Although creditors cannot intercept the second stimulus check, if you’ve been sued, and the stimulus check is in your bank account, a judgment creditor can garnish it. The stimulus bill provides no protection from your creditors, and your check could be at risk.

Consumer protection groups are asking for protection, but until that comes, if it does, there are steps you can take to protect your COVID relief stimulus check.

Generally, judgment creditors can garnish money in your bank account unless the money is protected. 

In Ohio, however, Attorney General, Dave Yost, warns creditors not to try to garnish the second stimulus check.  In a recent news release, 4/13/2020, Yost says that Ohio Revised Code 2329.66 (A) (12) (d) protects the second Covid stimulus checks. 

Sometimes State Law provides protection greater than the Federal Law does, Yost noted. However, there exceptions to the Ohio protection. For example, the second COVID-19 stimulus checks are not protected from being taken to pay past due child support.  If you owe back child support, the CARES Act provided reduction to the first COVID stimulus payment for back child support. However, the second and third stimulus payments can’t be garnished for back child support.  

How to protect your second stimulus check

If your state law doesn’t protect the stimulus, or if you just want to be cautious (and you should, if any of your creditors have sued you), you might consider putting your second stimulus check, and all of your money, for that matter, into an account you don’t have your name on.  This is because a judgment creditor can only garnish an account with your name on it.

2021 Stimulus and Bankruptcy - What you need to know

In general, if you have a judgment against you, you should not have your name on any account with your name on it, even if the money is not yours, the bank could freeze the account, and you would need to go to court to show that the money isn’t yours to prevent the creditor from taking it to pay your judgment.

The second COVID stimulus check is meant to address the pandemic emergency, substitute for lost future income, and pay living expenses.   The money was not intended to be used to pay old debts you’ve been sued on.
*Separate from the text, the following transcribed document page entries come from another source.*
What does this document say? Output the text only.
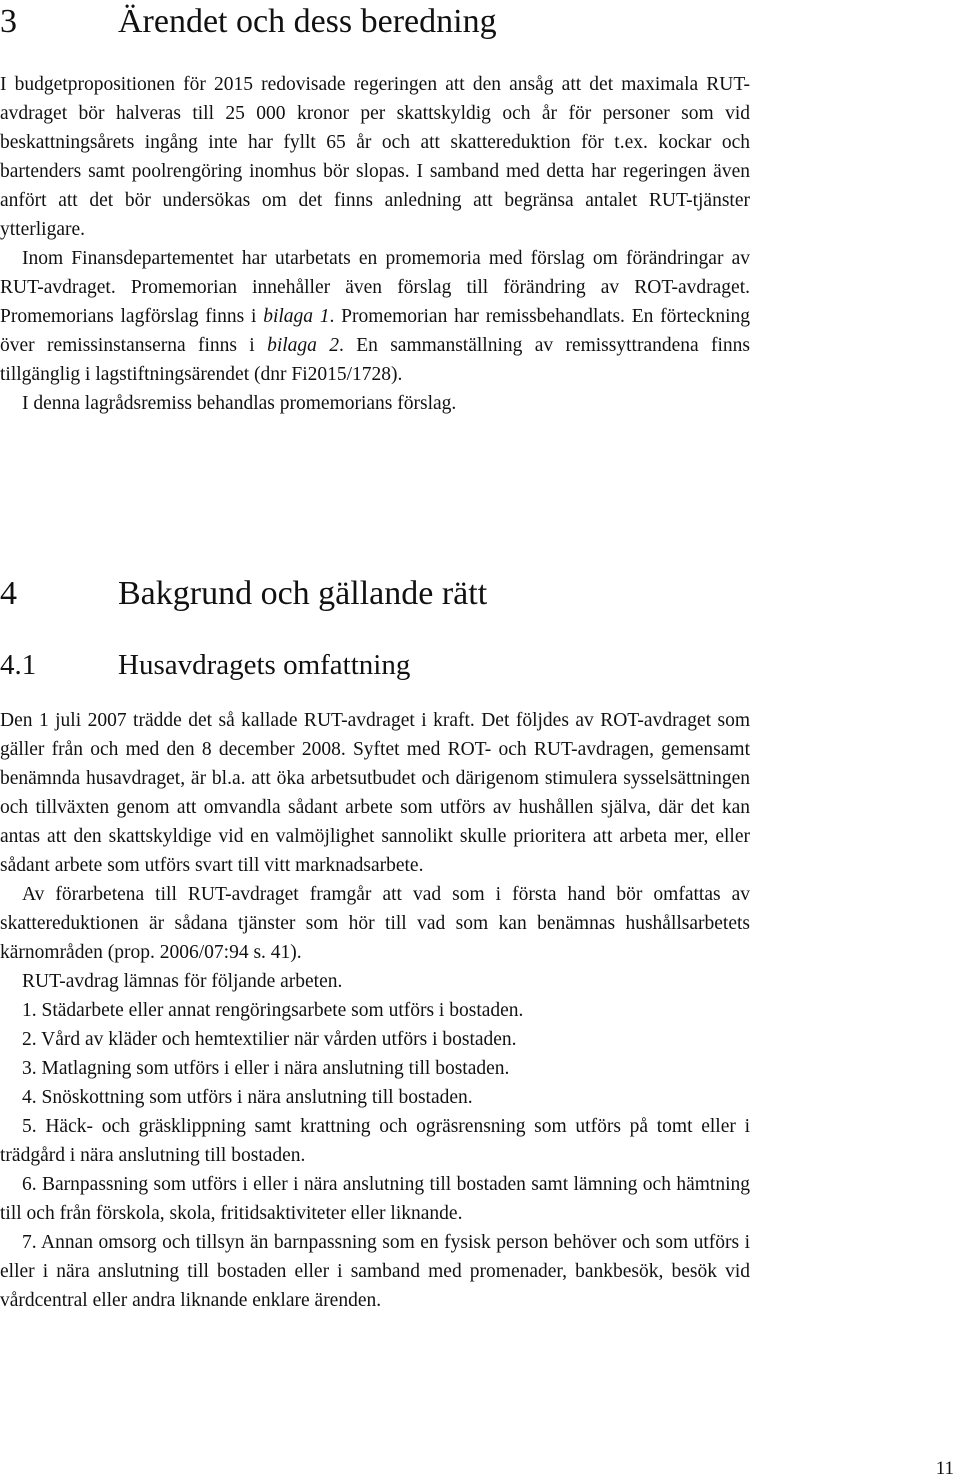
3	Ärendet och dess beredning

I budgetpropositionen för 2015 redovisade regeringen att den ansåg att det maximala RUT-avdraget bör halveras till 25 000 kronor per skattskyldig och år för personer som vid beskattningsårets ingång inte har fyllt 65 år och att skattereduktion för t.ex. kockar och bartenders samt poolrengöring inomhus bör slopas. I samband med detta har regeringen även anfört att det bör undersökas om det finns anledning att begränsa antalet RUT-tjänster ytterligare.

Inom Finansdepartementet har utarbetats en promemoria med förslag om förändringar av RUT-avdraget. Promemorian innehåller även förslag till förändring av ROT-avdraget. Promemorians lagförslag finns i bilaga 1. Promemorian har remissbehandlats. En förteckning över remissinstanserna finns i bilaga 2. En sammanställning av remissyttrandena finns tillgänglig i lagstiftningsärendet (dnr Fi2015/1728).

I denna lagrådsremiss behandlas promemorians förslag.

4	Bakgrund och gällande rätt
4.1	Husavdragets omfattning

Den 1 juli 2007 trädde det så kallade RUT-avdraget i kraft. Det följdes av ROT-avdraget som gäller från och med den 8 december 2008. Syftet med ROT- och RUT-avdragen, gemensamt benämnda husavdraget, är bl.a. att öka arbetsutbudet och därigenom stimulera sysselsättningen och tillväxten genom att omvandla sådant arbete som utförs av hushållen själva, där det kan antas att den skattskyldige vid en valmöjlighet sannolikt skulle prioritera att arbeta mer, eller sådant arbete som utförs svart till vitt marknadsarbete.

Av förarbetena till RUT-avdraget framgår att vad som i första hand bör omfattas av skattereduktionen är sådana tjänster som hör till vad som kan benämnas hushållsarbetets kärnområden (prop. 2006/07:94 s. 41).

RUT-avdrag lämnas för följande arbeten.

1. Städarbete eller annat rengöringsarbete som utförs i bostaden.
2. Vård av kläder och hemtextilier när vården utförs i bostaden.
3. Matlagning som utförs i eller i nära anslutning till bostaden.
4. Snöskottning som utförs i nära anslutning till bostaden.
5. Häck- och gräsklippning samt krattning och ogräsrensning som utförs på tomt eller i trädgård i nära anslutning till bostaden.
6. Barnpassning som utförs i eller i nära anslutning till bostaden samt lämning och hämtning till och från förskola, skola, fritidsaktiviteter eller liknande.
7. Annan omsorg och tillsyn än barnpassning som en fysisk person behöver och som utförs i eller i nära anslutning till bostaden eller i samband med promenader, bankbesök, besök vid vårdcentral eller andra liknande enklare ärenden.
11
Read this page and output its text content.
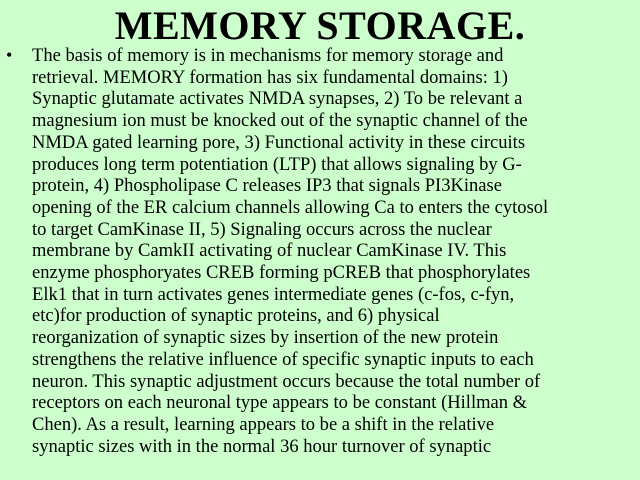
MEMORY STORAGE.
• The basis of memory is in mechanisms for memory storage and
retrieval. MEMORY formation has six fundamental domains: 1)
Synaptic glutamate activates NMDA synapses, 2) To be relevant a
magnesium ion must be knocked out of the synaptic channel of the
NMDA gated learning pore, 3) Functional activity in these circuits
produces long term potentiation (LTP) that allows signaling by G-
protein, 4) Phospholipase C releases IP3 that signals PI3Kinase
opening of the ER calcium channels allowing Ca to enters the cytosol
to target CamKinase II, 5) Signaling occurs across the nuclear
membrane by CamkII activating of nuclear CamKinase IV. This
enzyme phosphoryates CREB forming pCREB that phosphorylates
Elk1 that in turn activates genes intermediate genes (c-fos, c-fyn,
etc)for production of synaptic proteins, and 6) physical
reorganization of synaptic sizes by insertion of the new protein
strengthens the relative influence of specific synaptic inputs to each
neuron. This synaptic adjustment occurs because the total number of
receptors on each neuronal type appears to be constant (Hillman &
Chen). As a result, learning appears to be a shift in the relative
synaptic sizes with in the normal 36 hour turnover of synaptic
But that won’t stop creditors from trying to take your second COVID relief stimulus check.  Know your rights if you have a judgment filed against you. 

And, remember that without a judgement, creditors cannot garnish your bank account. They first have to sue, and win, and get a judgment before they can garnish any money, including the COVID stimulus money, and then only if the law of your state permits it.  In Ohio, this money is protected by state law.